“Anda Kal”
Neredeyse son on sendir en çok duyulan kelime çifti anda olmak veya anda kalmak. Ancak her ne kadar cümle içinde kullanılsa da ağızda sakız olmaktan öteye bir anlamı yok gibiydi benim için. Koçluk ve farkındalık kavramlarına benzer şekilde cümle içerisinde kullanılsa da anlam olarak bana göre içi boşaltılmış ve çiğnenmişti sanki. 98 de transandantal meditasyon (TM) yapmaya başladığımda hayatıma giren ve pek çok kez de deneyimlediğim bir haldir anda olmak.

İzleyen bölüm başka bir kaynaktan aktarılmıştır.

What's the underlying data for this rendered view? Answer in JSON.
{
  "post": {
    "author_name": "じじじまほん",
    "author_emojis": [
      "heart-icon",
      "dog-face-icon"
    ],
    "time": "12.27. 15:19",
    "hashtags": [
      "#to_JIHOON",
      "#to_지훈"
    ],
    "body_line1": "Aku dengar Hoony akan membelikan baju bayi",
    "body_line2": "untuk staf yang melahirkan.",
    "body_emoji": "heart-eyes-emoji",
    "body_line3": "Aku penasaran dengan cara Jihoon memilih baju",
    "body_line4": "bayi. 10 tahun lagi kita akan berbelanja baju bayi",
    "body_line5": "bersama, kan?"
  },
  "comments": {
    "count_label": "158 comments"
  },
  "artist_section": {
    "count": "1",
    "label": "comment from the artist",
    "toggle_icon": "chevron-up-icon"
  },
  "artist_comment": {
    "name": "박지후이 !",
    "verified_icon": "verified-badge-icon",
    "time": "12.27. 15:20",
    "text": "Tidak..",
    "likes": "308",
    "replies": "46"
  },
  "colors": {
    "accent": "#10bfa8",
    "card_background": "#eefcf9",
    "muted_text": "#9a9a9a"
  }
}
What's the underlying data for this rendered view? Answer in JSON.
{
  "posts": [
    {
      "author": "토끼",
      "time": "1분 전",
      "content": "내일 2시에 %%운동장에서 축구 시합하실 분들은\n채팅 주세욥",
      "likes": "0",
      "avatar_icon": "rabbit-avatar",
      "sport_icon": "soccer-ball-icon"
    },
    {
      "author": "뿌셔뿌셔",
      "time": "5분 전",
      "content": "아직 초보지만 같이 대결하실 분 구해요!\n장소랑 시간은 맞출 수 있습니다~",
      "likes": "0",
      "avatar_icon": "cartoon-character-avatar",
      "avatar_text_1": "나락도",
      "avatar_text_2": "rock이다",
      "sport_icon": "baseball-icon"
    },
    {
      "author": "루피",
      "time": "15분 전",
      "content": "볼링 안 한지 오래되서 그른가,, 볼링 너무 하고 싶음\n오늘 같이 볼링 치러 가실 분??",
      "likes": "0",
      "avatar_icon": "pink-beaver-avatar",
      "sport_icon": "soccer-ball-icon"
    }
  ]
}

Pandemiyle birlikte bu kelime grubunun gerçek manasını da yavaş yavaş kavramaya başladığımıza dair ümidim var. Yarının kaygısını düşünmeden hareket etmek ve sadece bugünü yaşayabilmek.

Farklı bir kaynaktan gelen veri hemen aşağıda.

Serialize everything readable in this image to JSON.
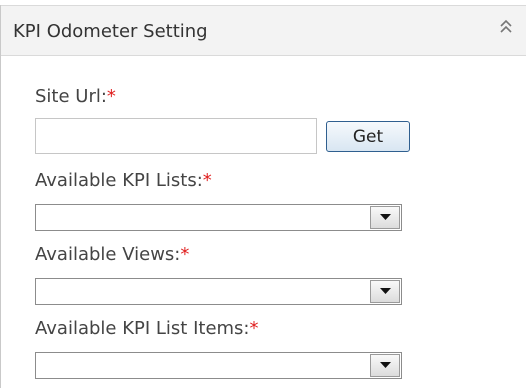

An da olduğumuzda, yaptığınız iş her ne olursa olsun zamanın nasıl geçtiğini anlamayız. Aslında zaman diye bir şey olmadığını sadece şekil değiştirdiğini (gece-gündüz, sabah-akşam, erken-geç gibi) yorumlamamız gerekirken, bizler sanki her şeyi kaçırıyorum, hiçbir şeye yetişemiyorum telaşesine kapılırız. Aslında zamanı içinde bulunduğumuz bir su gibi düşünürsek aynı bir zaman okyanusunda yüzer gibiyizdir. Evet, zaman geçer ancak bu sadece bizim algımızdadır. Sürekli devinim içinde olan doğa ve ona ayak uyduran bedenlerimiz bize zaman geçiyor ve yaşlanıyoruz oyunu da oynar. Doğa ve insan, zamanla birlikte doğarız ve de ölürüz diye kodlarız. Bu zaman çizelgesine göre her şeyi algılar, sınıflar, gruplar hatta zamanın akıp gittiğini onu tutamadığımız, değerlendiremediğimiz, kullanamadığımız gibi alanlar yaratır, görür ve de tanımlarız.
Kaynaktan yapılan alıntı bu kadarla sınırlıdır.